Au XVIe siècle, le monastère compte 26 religieuses, les bâtiments sont en partie reconstruits et ils le seront aussi au XVIIe.
Le couvent est désaffecté à la Révolution ; en 1794, on y transfère la fonderie à canons, qui devient en 1816 la première fonderie à canons du royaume. Elle le restera jusqu'en 1866. 

cliché Institut Catholique

Il y avait d'autres Clarisses, les Clarisses de la Porte ou de Saint-Cyprien qui occupaient, vers la fin du XVe s., un local précédemment habité par des moines bénédictins du prieuré de la Daurade, dans l'actuelle rue Réclusane.

Les Chanoinesses de Saint Pantaléon ou des Onze Mille Vierges,
compagnes légendaires de sainte Ursule, massacrées à Cologne au Ve siècle.

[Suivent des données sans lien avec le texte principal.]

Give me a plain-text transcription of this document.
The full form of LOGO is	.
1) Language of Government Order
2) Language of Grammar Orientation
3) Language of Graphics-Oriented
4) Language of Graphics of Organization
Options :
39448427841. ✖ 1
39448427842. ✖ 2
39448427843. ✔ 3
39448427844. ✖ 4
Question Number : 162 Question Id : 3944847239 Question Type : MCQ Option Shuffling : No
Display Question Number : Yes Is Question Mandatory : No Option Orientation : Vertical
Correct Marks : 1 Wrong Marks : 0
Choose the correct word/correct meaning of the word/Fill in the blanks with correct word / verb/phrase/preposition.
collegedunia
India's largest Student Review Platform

Elles étaient installées dans le quartier des Puits-Clos et devaient leur nom aux reliques de Saint Pantaléon.
Elles étaient divisées en quatre chœurs qui devaient chanter continuellement, nuit et jour, sans interruption, l'office divin et prier Dieu.
De plus, "lesdites religieuses, n'auraient pas, si faire se pouvait, l'âge de cinq ans lorsqu'elles seraient reçues et porteraient sur leurs robes de laine, la chemise romaine, et sur la chemise, une robe noire".
Pour dire les messes et célébrer les offices, il y avait douze chanoines réguliers, prêtres, qui porteraient l'habit des chanoines réguliers de Saint-Etienne et auraient leur logement, dortoir et réfectoire séparés de la maison des chanoinesses.
Celles-ci étaient issues uniquement de familles nobles.
L'emplacement du couvent se situait aux numéros 3 et 5 de la rue St-Pantaléon et s'étendait aussi sur la rue Baour-Lormian.
En 1754, il n'y avait que neuf religieuses et deux sœurs converses, les unes et les autres très âgées. A la suppression de l'ordre, en 1790, leur nombre était remonté à trente.
Leur église fut alors, à cette époque-là, transformée en salle de bal...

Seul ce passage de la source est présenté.